Ese orden no es solo cuestión de cortesía comercial: es sensatez financiera. Cada peso que se recupera por acuerdo es un peso que no consume honorarios ni espera años en un juzgado. Y cuando el paso al cobro jurídico llega, llega con la fuerza de un expediente bien construido: comunicaciones documentadas, acuerdos incumplidos por escrito y un título ejecutivo en regla.
En Portare gestionamos ese tránsito con criterio. Nuestra cobranza prejurídica busca recuperar su cartera por la vía del acuerdo, y prepara —cuando es necesario— el terreno para que el escalamiento jurídico sea sólido y oportuno.
Preguntas frecuentes
¿Cuál es la diferencia entre cobro prejurídico y jurídico? El cobro prejurídico busca el pago voluntario mediante negociación, sin acudir a un juez. El cobro jurídico exige el pago mediante un proceso judicial, generalmente ejecutivo. La frontera es la radicación de la demanda: antes es prejurídico; después, jurídico.
¿Cuándo debo pasar de cobro prejurídico a jurídico? Cuando la vía persuasiva se ha agotado de buena fe: el deudor evade el contacto, incumple acuerdos o se niega a pagar pese a poder hacerlo, y el monto justifica el costo del litigio. Antes de demandar conviene verificar que existe un título ejecutivo sólido y que el deudor tiene capacidad de pago.
¿Qué es un título ejecutivo? Es un documento que proviene del deudor, constituye plena prueba y contiene una obligación clara, expresa y exigible. Según el artículo 422 del Código General del Proceso, es el requisito para demandar por proceso ejecutivo. Pagarés, letras de cambio, facturas aceptadas y contratos suelen prestar mérito ejecutivo.
¿En cuánto tiempo una deuda pasa a cobro jurídico? No existe un plazo único en Colombia. El acreedor puede demandar desde que la obligación está vencida y documentada. En la práctica, la decisión pesa según el monto, la antigüedad de la deuda, la calidad del documento y la posibilidad real de recuperar.
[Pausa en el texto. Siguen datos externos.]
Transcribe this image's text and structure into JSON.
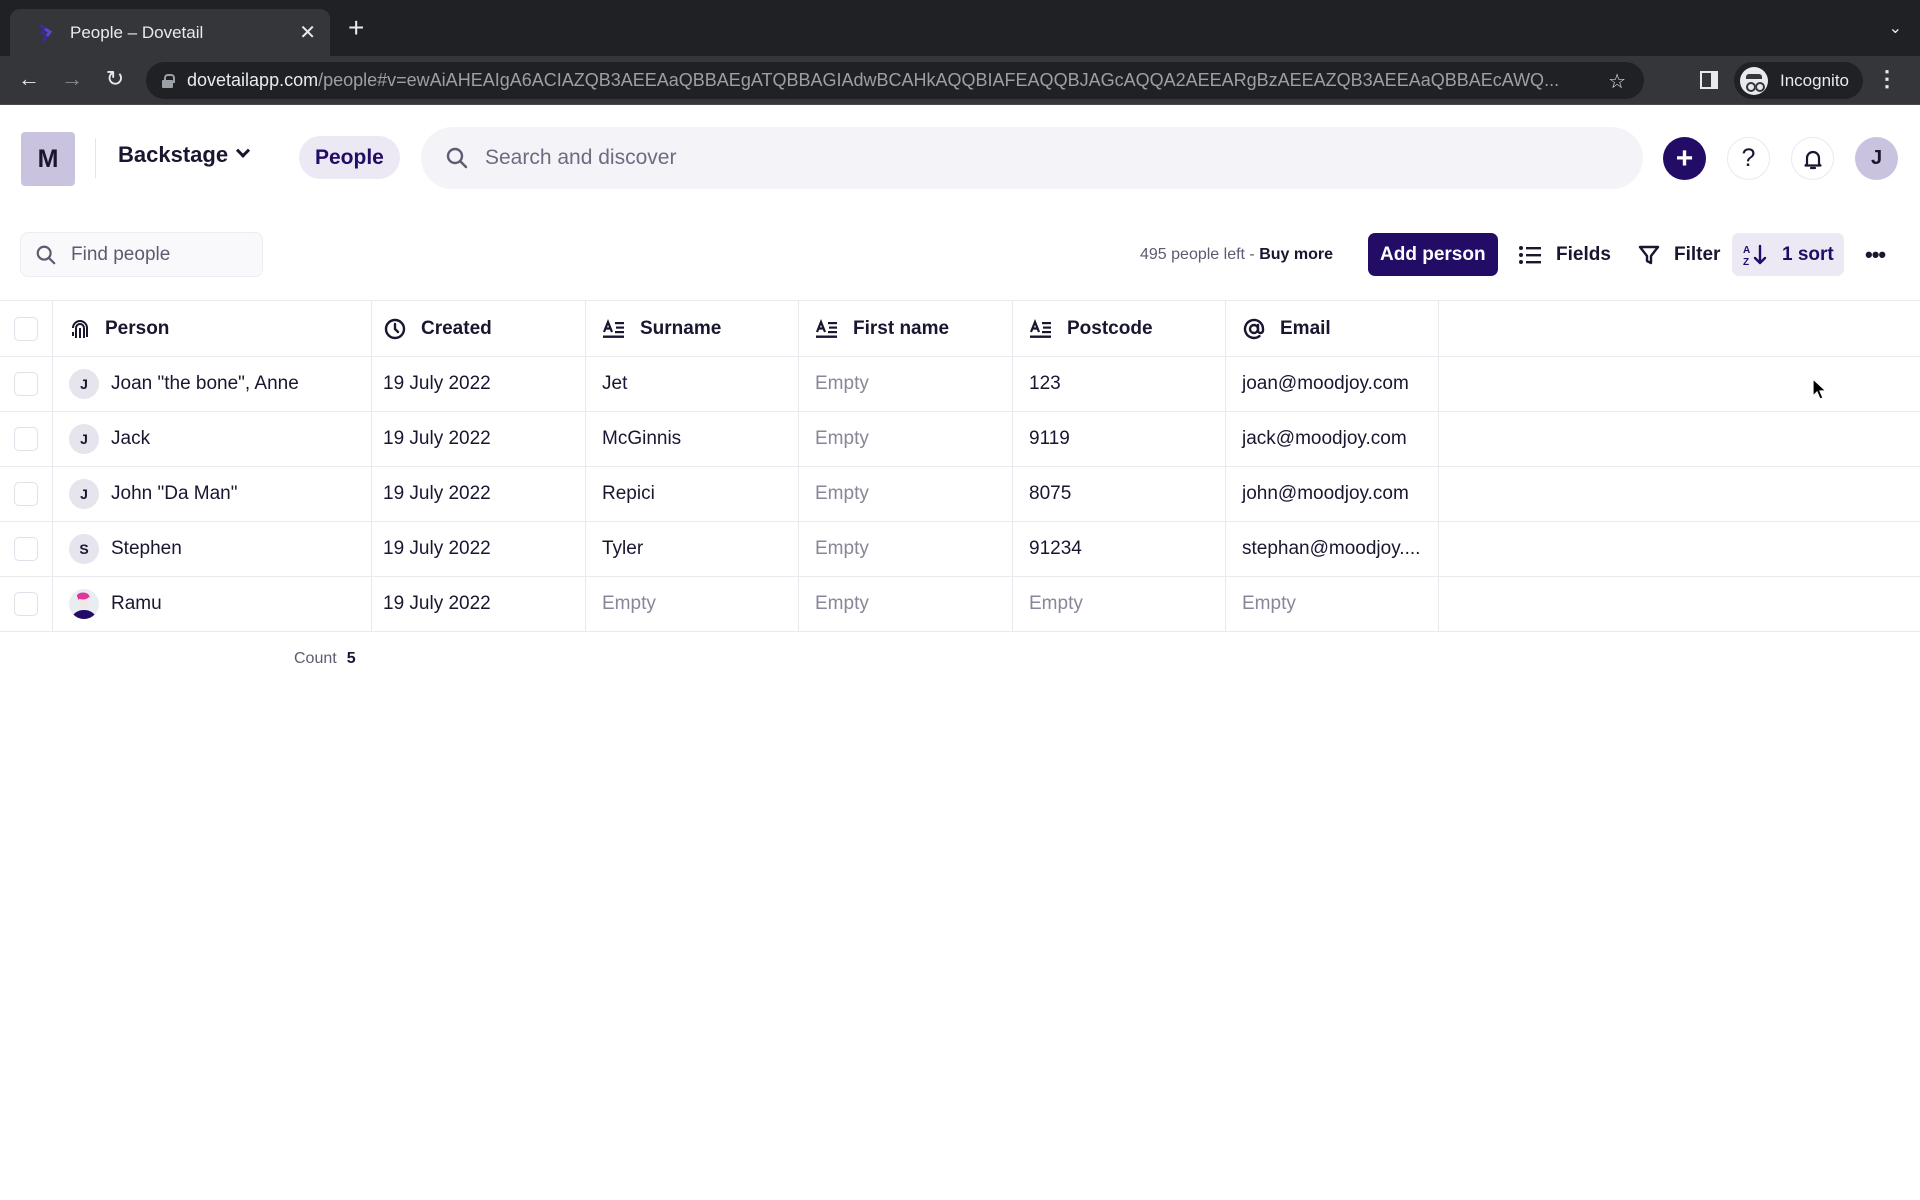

¿Una deuda comercial puede prescribir? Sí. Transcurrido cierto plazo, la ley puede extinguir la posibilidad de exigir judicialmente la obligación. El término depende del tipo de obligación y del documento; por ejemplo, la acción cambiaria directa de un pagaré suele prescribir a los tres años desde el vencimiento. Reconocer la deuda o demandar puede reiniciar o interrumpir ese conteo.
Conclusión
El cobro prejurídico y el jurídico no son rivales: son etapas de una misma estrategia. La clave está en agotar la vía del acuerdo antes de acudir a la del juez, y en saber leer el punto exacto en que insistir deja de ser paciencia y empieza a ser pérdida. Una gestión que ordena bien esas etapas recupera más, gasta menos y protege la relación comercial mientras pueda conservarse.